Lá, a gente decidiu que podia tentar começar aquele que seria meu primeiro namoro que teria a ousadia de ter razão em se chamar namoro.

Na terça, dia 12, foi aniversário da Simone e do Américo, que eram meus dois melhores amigosm 1993.
Naquela noite, a Simone tinha dado festa na casa dela, como de costume. Encontrar com ela, a Gisela, a Camila, a Gabi e toda a família da Si era uma coisa que me deixava tão bem que dava até a impressão de que não havia maneira de a vida não ser boa.
O Américo já tinha dito que a festa dele ia ser no Morumbi, tanto na sexta, quanto no sábado do Hollywood Rock 93.
Na quarta, dia 13, meu cabelo se foi.
Isso implica em dizer que eu era o primeiro de toda a turma do cursinho a poder cumprir a promessa de passagem.
Mesmo os alunos mais formidáveis ainda esperavam o resultdo da USP. A FIAM já havia me dito "você é nosso" e eu gostava - meu deus! eu GOSTAVA - daquilo! (#littledidheknows)

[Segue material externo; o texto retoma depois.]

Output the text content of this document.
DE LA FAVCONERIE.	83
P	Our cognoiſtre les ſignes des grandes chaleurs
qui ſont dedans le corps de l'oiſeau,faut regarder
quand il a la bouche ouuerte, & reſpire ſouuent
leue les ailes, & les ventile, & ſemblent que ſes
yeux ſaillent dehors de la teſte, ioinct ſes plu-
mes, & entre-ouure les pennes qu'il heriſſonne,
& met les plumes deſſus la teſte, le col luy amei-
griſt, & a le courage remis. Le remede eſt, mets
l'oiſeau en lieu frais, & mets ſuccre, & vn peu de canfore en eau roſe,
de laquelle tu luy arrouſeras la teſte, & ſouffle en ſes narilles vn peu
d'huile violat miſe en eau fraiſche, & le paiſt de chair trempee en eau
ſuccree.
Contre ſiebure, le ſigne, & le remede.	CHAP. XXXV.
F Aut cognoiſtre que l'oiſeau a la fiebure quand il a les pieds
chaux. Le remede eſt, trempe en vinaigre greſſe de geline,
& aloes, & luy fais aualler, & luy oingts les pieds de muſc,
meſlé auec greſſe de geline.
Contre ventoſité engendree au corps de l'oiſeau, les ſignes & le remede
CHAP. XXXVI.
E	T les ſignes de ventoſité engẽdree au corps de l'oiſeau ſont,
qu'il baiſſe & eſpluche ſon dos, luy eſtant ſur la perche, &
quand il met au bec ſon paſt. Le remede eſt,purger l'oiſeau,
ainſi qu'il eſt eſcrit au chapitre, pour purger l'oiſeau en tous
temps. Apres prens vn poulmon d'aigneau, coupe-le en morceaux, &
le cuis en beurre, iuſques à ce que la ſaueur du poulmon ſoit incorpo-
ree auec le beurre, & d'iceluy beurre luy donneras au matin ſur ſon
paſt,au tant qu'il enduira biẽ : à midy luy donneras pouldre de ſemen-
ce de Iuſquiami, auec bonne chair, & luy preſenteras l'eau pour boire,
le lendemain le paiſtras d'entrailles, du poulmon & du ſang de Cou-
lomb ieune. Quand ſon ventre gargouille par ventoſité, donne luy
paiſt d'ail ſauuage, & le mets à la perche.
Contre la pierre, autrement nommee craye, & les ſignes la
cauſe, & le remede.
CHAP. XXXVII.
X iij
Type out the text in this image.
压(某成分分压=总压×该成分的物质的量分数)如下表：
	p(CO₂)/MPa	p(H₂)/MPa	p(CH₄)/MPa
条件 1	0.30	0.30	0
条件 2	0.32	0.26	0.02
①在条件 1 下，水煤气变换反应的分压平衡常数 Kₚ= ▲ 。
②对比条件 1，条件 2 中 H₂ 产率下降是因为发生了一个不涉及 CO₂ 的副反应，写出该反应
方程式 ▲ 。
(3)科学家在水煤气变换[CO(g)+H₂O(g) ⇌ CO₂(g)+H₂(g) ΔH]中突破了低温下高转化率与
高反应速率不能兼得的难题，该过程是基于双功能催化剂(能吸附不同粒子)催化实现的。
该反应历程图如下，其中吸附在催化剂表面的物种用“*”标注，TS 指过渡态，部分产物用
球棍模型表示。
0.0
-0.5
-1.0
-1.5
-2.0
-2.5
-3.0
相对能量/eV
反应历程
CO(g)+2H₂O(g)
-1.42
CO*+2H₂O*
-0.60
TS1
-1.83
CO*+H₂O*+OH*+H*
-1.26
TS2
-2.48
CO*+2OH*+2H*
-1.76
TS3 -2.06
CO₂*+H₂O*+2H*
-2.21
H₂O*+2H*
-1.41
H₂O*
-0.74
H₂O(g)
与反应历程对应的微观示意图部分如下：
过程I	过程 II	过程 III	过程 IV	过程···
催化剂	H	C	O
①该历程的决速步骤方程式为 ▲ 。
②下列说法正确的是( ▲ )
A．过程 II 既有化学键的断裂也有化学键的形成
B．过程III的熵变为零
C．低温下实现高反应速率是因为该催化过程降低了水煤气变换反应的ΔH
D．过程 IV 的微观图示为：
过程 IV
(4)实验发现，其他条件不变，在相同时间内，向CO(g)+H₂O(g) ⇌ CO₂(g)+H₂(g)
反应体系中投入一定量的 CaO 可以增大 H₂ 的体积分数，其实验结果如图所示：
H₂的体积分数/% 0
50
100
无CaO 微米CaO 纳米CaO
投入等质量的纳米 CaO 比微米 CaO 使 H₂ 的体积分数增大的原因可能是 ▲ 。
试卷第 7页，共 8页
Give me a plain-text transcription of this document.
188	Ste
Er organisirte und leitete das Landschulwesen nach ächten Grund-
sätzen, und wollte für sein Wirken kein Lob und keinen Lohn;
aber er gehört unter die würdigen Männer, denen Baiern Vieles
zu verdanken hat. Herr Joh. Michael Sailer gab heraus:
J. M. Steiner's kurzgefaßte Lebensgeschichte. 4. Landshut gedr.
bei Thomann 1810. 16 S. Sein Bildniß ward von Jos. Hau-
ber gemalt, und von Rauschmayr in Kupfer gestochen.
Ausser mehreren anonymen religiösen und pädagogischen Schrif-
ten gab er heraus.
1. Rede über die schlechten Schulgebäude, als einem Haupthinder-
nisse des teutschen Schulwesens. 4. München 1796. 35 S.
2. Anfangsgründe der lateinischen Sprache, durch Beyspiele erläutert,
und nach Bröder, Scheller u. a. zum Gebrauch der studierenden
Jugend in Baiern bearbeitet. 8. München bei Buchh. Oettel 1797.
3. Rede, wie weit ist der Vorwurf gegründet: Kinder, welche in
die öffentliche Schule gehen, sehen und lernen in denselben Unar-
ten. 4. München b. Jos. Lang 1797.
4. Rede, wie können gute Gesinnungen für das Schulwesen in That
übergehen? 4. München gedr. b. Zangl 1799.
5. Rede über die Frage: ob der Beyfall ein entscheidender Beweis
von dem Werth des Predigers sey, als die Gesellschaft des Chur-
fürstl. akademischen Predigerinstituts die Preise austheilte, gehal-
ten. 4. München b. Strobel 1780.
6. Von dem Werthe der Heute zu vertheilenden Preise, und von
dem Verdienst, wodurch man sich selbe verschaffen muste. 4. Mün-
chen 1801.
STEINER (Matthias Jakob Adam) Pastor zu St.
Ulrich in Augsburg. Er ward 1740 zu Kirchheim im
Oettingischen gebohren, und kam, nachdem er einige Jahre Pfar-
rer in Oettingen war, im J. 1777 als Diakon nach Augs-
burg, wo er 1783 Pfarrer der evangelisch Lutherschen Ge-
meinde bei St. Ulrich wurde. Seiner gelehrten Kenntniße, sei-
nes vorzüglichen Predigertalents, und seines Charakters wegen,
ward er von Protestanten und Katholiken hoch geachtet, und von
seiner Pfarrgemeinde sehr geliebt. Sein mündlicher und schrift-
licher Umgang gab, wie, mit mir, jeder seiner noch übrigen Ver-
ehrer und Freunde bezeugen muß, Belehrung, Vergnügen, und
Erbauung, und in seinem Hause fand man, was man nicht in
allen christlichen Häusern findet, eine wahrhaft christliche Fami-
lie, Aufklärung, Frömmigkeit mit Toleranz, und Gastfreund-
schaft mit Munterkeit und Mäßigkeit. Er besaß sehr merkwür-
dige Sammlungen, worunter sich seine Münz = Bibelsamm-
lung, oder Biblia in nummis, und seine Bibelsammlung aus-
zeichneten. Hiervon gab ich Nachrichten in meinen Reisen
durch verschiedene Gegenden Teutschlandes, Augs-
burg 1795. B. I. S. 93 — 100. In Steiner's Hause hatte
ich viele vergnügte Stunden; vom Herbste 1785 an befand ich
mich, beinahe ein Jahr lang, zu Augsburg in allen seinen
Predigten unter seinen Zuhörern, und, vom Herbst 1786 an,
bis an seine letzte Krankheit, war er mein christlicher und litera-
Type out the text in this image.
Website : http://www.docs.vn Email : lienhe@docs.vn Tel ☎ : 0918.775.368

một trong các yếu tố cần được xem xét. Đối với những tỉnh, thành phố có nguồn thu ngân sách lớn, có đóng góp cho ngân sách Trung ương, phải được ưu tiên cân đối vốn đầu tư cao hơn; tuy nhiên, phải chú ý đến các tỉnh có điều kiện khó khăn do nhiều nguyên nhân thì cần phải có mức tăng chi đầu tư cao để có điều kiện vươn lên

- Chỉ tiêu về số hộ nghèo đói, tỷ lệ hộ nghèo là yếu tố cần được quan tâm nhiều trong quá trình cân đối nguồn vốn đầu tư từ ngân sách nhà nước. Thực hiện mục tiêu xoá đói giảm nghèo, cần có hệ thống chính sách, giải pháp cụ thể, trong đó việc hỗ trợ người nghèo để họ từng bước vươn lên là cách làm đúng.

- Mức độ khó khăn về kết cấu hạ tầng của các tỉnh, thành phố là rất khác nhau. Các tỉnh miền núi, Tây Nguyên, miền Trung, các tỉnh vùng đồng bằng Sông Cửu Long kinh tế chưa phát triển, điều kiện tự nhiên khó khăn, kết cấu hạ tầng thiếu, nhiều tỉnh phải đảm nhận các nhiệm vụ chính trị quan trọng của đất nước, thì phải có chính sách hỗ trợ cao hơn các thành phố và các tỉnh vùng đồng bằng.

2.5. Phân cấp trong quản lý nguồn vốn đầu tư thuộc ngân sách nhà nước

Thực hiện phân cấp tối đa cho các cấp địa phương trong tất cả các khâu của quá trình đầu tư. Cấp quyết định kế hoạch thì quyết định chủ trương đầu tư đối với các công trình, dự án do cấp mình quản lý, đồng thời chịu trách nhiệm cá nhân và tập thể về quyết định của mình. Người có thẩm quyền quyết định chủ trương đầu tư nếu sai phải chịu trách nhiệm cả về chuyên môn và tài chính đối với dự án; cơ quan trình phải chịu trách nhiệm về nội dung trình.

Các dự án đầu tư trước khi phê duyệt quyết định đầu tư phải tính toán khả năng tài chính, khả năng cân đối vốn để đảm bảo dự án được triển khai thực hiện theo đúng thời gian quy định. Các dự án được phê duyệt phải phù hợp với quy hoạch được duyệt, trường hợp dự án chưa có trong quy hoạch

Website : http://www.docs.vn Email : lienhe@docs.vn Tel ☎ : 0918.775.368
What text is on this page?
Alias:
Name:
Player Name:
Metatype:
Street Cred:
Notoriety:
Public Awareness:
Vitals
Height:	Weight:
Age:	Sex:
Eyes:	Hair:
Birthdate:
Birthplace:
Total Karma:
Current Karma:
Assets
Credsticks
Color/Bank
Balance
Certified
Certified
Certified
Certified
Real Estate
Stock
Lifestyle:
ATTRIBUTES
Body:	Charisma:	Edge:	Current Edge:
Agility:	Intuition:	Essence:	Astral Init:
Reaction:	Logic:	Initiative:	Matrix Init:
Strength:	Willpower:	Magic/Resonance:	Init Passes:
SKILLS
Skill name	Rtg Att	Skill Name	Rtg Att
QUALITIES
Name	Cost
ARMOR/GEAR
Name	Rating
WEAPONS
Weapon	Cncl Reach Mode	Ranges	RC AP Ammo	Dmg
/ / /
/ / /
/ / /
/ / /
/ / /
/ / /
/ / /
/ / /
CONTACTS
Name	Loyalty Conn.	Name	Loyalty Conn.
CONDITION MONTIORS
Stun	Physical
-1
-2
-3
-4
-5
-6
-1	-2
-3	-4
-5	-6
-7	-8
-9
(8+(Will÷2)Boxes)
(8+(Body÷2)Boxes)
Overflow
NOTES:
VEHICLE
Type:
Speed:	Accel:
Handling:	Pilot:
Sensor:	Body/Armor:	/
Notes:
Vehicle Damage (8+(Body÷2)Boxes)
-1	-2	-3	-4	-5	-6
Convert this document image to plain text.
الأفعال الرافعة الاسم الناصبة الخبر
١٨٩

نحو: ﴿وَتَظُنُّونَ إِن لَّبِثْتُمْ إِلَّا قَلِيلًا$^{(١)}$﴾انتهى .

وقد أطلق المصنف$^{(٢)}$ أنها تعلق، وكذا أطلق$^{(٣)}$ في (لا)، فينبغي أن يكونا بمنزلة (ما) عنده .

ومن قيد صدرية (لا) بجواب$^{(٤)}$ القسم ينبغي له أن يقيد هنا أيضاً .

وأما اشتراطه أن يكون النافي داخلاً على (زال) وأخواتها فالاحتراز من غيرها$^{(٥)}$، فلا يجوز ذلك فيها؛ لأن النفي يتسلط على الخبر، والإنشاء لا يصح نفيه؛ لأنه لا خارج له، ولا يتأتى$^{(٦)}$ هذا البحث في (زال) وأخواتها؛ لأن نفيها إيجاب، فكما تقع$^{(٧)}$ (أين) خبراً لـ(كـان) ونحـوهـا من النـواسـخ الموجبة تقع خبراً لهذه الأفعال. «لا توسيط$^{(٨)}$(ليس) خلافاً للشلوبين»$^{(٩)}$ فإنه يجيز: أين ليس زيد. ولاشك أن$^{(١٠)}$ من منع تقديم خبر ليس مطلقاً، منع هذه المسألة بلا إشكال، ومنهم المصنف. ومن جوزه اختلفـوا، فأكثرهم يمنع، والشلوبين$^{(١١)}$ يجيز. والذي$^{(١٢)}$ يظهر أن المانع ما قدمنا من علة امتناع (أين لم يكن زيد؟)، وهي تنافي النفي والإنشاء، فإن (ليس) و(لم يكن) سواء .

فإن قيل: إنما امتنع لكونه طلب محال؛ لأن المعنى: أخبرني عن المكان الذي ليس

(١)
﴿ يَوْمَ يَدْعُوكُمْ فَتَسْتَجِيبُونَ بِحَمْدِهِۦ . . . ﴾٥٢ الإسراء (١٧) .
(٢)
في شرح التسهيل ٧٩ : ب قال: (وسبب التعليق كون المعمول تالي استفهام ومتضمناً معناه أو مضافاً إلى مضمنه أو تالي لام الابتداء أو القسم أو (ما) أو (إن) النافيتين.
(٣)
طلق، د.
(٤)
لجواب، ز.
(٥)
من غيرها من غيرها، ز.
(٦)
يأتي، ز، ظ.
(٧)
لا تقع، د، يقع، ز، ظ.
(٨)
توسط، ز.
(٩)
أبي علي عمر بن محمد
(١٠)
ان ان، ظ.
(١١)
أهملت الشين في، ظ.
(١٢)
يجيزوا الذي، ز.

Fui até o Aki Jaz (o barbeiro onde eu cortava o cabelo chamava "Aki Jaz" e ficava de frente pro cemitério da Vila Mariana, onde meus avós estão) e contei o plano para o Magrão, que cortava meu cabelo sempre.
Ele não gostou da idéia.
Isso evidentemente ia contra nosso trato não verbal - aquele em que eu dizia como queria que ele cortasse meu cabelo e ele, depois de comentar o noticiário todo e falado sobre a atual capa da playboy, esquecia tudo que eu havia dito e cortava do jeito que ele achava que ia ficar bom.
"Como assim moicano?", ele me perguntou, com aquela maquininha buzbuzzando na mão.

Inclinei meu corpo da cadeira, peguei a maquininha da mão dele.
Passei de um lado.
Passei do outro.
Deixei só uma tira felpuda no meio.

"Tá vendo essa faixa de cabelo aí?", eu disse.
Tira todo o resto e deixa só ela".
E, olhando pra cima, levantei um dedo ao dizer: isso, meu amigo, é um moicano".

Naquela época, havia um quarto na casa da minha avó, onde eu ficava a maior parte do tempo.
Era o estranho mundo de Fernando Tucori.
Era lá que ficavam meus discos, meus raros e parcos CDs e minhas gavetas entupidas de fitas.
Era lá que morava meu aparelho de som.
Foi de lá que eu vi Seattle tomar o mundo.
Sentando, no telhado, vendo o Ipiranga, onde D. Pedro, o das costeletas legais, gritou "independência ou morte" (e as pessoas até agora não perceberam, mas todo dia escolhem "morte")
Era lá que eu morava, apesar de dormir na casa dos meus pais todas as noites.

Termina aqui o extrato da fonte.